When the transaction commits, the processor first stalls the pipeline until store buffer is drained, and then walks the cache tag and writes back all blocks indicated by the bitmap. The processor increments the ACK counter for every dirty block written, and decrements the counter when the memory controller ACKs the reception of the request. When the counter reaches zero, the cache controller begins the 2PC by sending a commit quest to all memory controllers. Upon receiving the request, memory controllers updates the most recent committed transaction of the thread to the one just received. This is also the logical serialization point of the commit process. The memory controller also flash-clears all speculative bits of entries generated by the committed transaction. In the last step, the memory controller respondes with a commit ACK message.
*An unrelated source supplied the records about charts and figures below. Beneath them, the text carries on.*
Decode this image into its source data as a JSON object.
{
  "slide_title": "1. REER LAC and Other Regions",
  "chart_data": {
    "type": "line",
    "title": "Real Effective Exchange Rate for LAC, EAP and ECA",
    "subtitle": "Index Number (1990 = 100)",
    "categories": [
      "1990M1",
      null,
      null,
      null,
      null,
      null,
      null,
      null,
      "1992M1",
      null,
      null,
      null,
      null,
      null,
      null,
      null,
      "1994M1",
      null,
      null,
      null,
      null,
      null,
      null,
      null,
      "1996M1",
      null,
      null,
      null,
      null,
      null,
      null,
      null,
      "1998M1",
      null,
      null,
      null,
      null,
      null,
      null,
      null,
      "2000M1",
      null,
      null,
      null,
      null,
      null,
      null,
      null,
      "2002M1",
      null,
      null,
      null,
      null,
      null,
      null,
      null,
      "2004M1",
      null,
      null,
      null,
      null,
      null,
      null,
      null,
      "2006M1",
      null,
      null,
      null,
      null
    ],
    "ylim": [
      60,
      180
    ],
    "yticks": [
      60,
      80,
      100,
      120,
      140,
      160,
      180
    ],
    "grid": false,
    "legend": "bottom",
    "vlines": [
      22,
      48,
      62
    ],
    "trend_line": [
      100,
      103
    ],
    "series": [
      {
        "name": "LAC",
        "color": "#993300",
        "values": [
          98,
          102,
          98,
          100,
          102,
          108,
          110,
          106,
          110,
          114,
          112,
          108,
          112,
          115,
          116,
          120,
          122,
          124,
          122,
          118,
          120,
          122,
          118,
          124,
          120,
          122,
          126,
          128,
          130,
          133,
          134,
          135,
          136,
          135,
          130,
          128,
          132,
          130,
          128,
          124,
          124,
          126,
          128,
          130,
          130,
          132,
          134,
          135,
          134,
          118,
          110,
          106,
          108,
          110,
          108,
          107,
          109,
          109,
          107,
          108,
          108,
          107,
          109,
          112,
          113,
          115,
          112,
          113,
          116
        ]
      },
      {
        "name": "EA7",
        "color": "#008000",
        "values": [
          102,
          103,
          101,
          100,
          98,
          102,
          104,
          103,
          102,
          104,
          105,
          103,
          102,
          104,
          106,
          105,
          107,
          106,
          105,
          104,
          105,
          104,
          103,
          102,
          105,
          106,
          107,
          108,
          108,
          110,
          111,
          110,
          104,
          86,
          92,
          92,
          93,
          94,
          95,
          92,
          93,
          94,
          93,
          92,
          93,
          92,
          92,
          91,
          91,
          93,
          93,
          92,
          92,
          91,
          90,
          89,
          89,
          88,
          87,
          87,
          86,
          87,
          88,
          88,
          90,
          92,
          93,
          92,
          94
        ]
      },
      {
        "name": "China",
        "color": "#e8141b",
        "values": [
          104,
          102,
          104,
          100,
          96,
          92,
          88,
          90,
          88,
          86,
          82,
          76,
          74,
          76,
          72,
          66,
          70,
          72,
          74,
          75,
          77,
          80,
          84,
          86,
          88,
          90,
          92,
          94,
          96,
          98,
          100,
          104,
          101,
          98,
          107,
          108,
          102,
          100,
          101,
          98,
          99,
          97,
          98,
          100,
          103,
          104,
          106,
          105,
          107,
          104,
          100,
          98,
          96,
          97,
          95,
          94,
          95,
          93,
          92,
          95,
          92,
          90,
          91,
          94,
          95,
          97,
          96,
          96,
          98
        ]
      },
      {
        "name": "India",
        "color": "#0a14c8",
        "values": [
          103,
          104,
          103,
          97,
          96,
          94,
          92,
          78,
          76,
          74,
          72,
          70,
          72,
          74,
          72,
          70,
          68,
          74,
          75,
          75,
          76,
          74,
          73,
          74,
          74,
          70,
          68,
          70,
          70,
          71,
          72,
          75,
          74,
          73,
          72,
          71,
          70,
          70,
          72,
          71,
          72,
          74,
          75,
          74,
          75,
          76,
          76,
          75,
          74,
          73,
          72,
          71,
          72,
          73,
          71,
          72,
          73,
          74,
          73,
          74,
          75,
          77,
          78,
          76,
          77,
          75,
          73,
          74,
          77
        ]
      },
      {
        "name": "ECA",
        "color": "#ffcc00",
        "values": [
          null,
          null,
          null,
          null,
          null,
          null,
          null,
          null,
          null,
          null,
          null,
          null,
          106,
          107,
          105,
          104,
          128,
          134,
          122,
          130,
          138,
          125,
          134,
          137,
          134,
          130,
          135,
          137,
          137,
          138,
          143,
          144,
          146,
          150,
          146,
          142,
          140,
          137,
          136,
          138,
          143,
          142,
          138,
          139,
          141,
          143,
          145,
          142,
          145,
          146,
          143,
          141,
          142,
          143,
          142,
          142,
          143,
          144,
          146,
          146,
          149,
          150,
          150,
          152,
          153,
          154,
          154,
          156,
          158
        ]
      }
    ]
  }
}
Upon receiving the commit ACK message, the cache controller resumes execution by unblocking the processor, since the processor now knows that the transaction can always be recovered in case of a crash.
When the memory controller’s WPQ overflows, it has no choice but just to write data in-place after undo logging the pre-image of the updated location. The undo logging works just like normal logging, in which the data in the updated address is first copied to a separate logging area allocated on the NVM, persisted, and then the target address is updated. The global transaction ID is also written into the log header to help deciding whether the log needs to be applied. During crash recovery, we first check whether one or more undo log exists, and that whether the undo log entries belong to committed transactions. If logs exist, and they do not belong to committed transaction (i.e. transaction ID in the header larger than most recent committed ID), these logs are applied to the target locations in reverse chronological order (i.e. younger entries first). If logs belong to committed transactions, they are simply discarded. The paper suggests that the OS is responsible for allocating the log space and performing GC to reclaim stale entries.
During recovery, memory controllers first restore the content of the WPQ and the most recent committed transaction array. A BIOS thread calculates the most recent committed transaction ID for each thread in the array by computing the maximum thread-local transaction ID over all memory controllers. Note that memory controllers may not agree with each other about the maximum committed transaction ID, since at the time of the crash, some messages may have been delivered and processed, while others are not. After computing the vector, we first roll back transactions that have overflowed the WPQ but not committed as described in the previous paragraph. We then discard entries in the WPQ that belong to uncommitted transactions (we ignore the speculative bit, since it can be that the transaction is committed but the speculative bits are not cleared). In the last step, we drain the memory controller’s WPQ by writing back all entries to the NVM in the transaction order. Execution could resume after the recovery has been completed.